A common misconception in property valuation is that modernisation backlogs or neglected maintenance can automatically be deducted in full from the market value. In fact, what matters is not solely the calculated tradesman's costs, but the question of how the defect affects the market. A roof in need of renovation, outdated building services or a modernisation backlog do regularly reduce the value, but not necessarily by the amount of the calculated remediation costs. Buyers take into account not only the cost but also the remaining usability, the overall condition of the property and the situation on the market.
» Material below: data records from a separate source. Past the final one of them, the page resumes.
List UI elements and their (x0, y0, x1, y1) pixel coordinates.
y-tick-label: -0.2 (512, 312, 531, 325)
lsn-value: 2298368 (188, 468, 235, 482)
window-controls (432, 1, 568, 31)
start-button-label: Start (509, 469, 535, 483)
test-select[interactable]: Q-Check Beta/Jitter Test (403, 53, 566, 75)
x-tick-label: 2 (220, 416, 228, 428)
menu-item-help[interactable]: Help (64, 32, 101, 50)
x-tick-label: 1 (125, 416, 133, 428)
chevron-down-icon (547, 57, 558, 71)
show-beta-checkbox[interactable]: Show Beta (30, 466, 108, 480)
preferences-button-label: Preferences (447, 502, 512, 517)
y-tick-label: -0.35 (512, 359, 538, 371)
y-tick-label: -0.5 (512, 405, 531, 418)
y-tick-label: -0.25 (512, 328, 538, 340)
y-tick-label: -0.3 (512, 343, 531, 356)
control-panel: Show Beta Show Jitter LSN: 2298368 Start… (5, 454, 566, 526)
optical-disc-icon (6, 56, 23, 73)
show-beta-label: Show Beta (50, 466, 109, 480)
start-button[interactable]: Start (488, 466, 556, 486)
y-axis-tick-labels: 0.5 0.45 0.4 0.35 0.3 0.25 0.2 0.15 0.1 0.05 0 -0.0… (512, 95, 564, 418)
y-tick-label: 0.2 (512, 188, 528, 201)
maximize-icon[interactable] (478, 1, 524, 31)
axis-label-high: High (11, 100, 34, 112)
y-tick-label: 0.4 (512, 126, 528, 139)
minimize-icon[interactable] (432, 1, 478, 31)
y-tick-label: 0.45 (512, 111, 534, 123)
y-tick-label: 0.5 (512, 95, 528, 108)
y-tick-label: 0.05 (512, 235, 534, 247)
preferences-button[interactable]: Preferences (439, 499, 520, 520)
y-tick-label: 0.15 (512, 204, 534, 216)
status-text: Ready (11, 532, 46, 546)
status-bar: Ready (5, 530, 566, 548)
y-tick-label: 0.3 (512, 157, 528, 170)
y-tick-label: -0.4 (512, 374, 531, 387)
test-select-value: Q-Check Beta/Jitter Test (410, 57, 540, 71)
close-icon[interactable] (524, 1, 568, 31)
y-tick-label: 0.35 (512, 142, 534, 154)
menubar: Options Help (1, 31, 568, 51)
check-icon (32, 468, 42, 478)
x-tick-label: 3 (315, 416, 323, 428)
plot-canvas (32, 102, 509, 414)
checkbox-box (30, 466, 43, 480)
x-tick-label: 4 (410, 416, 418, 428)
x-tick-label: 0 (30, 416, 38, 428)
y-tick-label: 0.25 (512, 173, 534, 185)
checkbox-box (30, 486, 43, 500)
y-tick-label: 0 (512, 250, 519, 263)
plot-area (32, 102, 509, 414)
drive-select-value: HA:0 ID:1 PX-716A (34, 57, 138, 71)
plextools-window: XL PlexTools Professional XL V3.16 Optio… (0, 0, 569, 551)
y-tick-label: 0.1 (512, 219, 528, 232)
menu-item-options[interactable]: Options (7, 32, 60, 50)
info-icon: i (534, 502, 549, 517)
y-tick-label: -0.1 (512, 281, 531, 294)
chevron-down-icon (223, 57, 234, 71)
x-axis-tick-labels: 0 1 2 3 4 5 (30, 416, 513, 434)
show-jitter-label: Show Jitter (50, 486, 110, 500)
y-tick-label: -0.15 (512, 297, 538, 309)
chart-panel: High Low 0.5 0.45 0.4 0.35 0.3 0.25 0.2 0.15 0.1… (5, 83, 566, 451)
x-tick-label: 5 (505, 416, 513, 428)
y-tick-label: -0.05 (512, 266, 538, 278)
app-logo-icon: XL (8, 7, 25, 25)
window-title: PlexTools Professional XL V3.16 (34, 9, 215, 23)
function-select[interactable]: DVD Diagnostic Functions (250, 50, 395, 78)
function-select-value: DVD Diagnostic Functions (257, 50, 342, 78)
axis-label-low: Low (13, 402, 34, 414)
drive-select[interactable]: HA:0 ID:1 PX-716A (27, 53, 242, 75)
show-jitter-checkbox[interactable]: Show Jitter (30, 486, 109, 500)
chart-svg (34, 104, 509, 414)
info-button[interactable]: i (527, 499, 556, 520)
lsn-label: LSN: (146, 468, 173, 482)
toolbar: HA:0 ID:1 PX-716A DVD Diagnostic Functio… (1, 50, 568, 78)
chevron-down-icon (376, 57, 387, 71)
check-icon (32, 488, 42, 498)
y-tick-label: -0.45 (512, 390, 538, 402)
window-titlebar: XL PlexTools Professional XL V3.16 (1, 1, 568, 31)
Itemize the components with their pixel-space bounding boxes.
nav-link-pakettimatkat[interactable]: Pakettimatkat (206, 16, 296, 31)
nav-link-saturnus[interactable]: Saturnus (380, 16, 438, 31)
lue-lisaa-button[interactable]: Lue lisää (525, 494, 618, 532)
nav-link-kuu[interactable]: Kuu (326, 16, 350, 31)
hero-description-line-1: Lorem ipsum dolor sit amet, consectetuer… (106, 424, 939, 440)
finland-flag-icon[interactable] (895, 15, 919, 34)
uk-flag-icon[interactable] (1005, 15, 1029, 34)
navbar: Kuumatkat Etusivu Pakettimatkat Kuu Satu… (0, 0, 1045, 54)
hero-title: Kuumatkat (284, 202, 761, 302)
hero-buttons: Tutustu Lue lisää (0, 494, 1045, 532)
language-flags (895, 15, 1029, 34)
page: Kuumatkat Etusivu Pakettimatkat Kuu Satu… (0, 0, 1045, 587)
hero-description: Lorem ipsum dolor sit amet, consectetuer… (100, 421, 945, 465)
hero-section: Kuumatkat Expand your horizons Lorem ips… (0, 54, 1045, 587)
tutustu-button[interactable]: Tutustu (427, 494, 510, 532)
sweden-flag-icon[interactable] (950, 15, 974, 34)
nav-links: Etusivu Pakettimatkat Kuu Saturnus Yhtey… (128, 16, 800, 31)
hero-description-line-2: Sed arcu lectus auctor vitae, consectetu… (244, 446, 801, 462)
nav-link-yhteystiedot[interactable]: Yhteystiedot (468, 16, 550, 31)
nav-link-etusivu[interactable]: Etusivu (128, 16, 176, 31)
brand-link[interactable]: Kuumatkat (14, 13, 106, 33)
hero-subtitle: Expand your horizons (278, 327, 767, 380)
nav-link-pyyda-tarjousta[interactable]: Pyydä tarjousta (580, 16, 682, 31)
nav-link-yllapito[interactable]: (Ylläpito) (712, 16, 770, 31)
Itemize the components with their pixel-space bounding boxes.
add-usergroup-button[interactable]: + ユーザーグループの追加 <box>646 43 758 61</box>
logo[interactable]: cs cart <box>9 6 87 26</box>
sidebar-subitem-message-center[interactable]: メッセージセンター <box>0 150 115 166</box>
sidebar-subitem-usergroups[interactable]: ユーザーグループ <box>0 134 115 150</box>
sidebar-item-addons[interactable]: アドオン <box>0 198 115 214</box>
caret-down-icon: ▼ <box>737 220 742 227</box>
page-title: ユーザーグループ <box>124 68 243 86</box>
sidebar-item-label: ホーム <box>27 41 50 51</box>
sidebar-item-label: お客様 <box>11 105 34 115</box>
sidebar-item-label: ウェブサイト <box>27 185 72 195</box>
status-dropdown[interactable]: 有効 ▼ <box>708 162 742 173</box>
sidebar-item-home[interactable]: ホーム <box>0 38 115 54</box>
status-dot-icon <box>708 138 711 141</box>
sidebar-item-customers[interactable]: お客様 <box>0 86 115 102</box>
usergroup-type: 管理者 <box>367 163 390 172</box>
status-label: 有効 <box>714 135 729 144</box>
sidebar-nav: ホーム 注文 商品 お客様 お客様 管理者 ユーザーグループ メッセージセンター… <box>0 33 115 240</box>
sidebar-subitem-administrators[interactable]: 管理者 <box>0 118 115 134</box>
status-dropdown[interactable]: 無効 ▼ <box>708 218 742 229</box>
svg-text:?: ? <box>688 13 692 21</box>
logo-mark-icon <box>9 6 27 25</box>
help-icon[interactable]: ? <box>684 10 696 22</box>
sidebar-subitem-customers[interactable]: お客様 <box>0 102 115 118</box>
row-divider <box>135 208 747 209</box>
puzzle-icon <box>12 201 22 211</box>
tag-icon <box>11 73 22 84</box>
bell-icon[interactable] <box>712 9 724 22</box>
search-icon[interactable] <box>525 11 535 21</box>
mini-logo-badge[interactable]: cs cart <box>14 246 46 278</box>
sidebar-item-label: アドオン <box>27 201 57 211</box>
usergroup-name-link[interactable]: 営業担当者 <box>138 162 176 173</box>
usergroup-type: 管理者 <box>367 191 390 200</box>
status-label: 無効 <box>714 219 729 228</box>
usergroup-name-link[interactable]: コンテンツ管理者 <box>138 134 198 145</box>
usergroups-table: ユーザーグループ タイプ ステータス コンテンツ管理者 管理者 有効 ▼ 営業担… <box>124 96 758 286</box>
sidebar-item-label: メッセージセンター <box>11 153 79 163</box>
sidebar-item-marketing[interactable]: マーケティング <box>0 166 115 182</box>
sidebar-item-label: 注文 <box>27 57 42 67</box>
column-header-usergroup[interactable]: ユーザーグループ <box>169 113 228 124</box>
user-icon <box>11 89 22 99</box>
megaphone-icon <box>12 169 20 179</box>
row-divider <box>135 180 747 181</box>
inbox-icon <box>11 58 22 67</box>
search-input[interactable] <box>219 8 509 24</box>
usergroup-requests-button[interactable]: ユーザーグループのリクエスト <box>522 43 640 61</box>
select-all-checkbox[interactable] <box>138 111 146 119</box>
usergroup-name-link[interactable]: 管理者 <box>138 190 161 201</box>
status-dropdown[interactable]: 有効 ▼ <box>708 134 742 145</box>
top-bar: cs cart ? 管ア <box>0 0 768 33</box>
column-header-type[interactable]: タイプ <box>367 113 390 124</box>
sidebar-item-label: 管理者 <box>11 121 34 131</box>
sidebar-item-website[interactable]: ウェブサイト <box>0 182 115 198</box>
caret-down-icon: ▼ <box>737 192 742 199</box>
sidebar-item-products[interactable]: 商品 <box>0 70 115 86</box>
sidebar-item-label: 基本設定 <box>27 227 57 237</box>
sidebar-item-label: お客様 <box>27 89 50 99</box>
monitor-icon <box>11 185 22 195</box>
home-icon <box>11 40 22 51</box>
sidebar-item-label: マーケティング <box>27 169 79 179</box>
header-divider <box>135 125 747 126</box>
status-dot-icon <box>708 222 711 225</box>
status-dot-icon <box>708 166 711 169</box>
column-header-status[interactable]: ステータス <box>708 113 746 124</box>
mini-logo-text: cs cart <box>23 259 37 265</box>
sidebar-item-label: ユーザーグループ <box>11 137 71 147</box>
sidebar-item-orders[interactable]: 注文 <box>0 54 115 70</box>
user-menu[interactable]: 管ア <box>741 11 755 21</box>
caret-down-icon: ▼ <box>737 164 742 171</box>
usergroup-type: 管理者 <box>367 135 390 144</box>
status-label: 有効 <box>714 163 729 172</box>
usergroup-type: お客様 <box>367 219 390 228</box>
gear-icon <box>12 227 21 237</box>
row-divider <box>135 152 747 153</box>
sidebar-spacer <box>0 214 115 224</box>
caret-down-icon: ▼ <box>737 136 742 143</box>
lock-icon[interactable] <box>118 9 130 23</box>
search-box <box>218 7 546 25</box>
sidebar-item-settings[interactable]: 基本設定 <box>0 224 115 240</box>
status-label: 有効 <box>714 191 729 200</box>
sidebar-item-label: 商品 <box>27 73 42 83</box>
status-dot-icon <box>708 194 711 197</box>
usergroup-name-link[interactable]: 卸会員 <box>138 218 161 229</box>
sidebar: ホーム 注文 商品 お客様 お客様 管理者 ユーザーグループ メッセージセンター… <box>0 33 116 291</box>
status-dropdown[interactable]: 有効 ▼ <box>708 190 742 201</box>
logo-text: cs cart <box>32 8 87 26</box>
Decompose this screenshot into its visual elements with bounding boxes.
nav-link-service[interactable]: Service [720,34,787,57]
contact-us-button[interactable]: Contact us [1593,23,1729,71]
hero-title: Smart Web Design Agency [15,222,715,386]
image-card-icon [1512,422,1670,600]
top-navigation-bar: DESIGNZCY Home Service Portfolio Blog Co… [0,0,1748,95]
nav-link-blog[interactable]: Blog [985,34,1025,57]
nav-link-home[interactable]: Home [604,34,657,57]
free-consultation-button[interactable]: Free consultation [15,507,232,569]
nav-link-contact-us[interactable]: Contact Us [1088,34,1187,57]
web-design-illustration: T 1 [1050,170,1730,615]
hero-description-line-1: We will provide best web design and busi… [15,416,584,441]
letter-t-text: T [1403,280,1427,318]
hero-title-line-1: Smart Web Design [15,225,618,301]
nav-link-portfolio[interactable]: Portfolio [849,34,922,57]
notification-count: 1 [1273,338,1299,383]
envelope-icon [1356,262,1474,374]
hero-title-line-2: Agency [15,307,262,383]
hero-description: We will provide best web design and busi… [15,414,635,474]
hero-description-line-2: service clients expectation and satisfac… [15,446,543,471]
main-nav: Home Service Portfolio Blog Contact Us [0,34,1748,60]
In addition, a renovation often not only remedies a defect but at the same time creates a better condition than before. In valuation terms, the principle of "new for old" therefore also plays a role. Anyone who, for example, fully renews old components not only restores the previous condition but often gains a longer remaining useful life and better marketability. In appraisals it must therefore be carefully derived which reduction in value actually applies. A flat one-to-one deduction falls short in many cases. What is always decisive is the specific market situation and the verifiable valuation of the individual property.